The FDA has granted authorization to the Cognoa ASD Diagnosis Aid, an AI-based software aimed to help doctors diagnose autism spectrum disorder.
Autism Spectrum Disorder (ASD) is a developmental disorder that leads to significant social, behavioural, cognitive and communication delays. According to the CDC, it affects 1 in 59 children in the United States. Although symptoms usually appear within the first two years of life, diagnosis is often delayed because of varying severity. Moreover, many children, especially girls, present with less obvious signs of autism. Thus, delaying treatment and early interventions.
There is currently no medical test for ASD. In the past, researchers have tested eye scans for an early diagnosis of the disorder. However, current methods involve screening children for early signs of ASD. These often lead to misdiagnosis and delayed diagnosis.

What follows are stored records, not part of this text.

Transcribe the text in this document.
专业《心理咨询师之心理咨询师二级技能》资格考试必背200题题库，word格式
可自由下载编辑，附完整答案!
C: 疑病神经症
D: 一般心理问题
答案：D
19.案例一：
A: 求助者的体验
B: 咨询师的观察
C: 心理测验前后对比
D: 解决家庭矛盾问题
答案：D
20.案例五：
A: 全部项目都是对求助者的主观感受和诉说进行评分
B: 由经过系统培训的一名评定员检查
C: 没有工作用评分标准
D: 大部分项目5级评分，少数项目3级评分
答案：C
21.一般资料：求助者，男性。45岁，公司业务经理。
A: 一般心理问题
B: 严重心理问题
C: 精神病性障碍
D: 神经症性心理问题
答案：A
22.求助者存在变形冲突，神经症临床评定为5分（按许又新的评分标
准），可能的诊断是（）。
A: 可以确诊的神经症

But a digital health startup, Cognoa is looking to change all that. A team of researchers at the company have designed an AI-based software that can help paediatricians diagnose cases. Called the Cognoa ASD Diagnosis Aid, the device combines data from questionnaires and home videos to evaluate patients at risk of ASD.
Last month, the US Food and Drug Administration (FDA) authorized the marketing of the device. They based their approval on a study of 425 patients that compared assessments made by the device and that made by current standard diagnostic criteria.
How Does it Work?
The Cognoa ASD Diagnosis Aid is made up of three components: a mobile app, a video analysis portal, and a health care provider portal. Parents and caregivers can use the mobile app to upload videos of their child and answer questionnaires regarding the child’s behavioural problems. Specialists then analyze these uploaded videos using the portal. Next, a healthcare provider answers pre-loaded questions on behaviour problems and review the information provided by parents or caregivers. Lastly, the algorithm processes all the provided information and gives a positive or negative diagnosis. In case of insufficient information, the software gives no result.
According to the results, the device made an accurate diagnosis in 98.4% of patients with the condition, and 78.9% of patients without the condition. Moreover, it only gave one false-negative result out of the 122 kids with ASD. Researchers believe that such a device can lead to early interventions and help combat the challenges associated with ASD.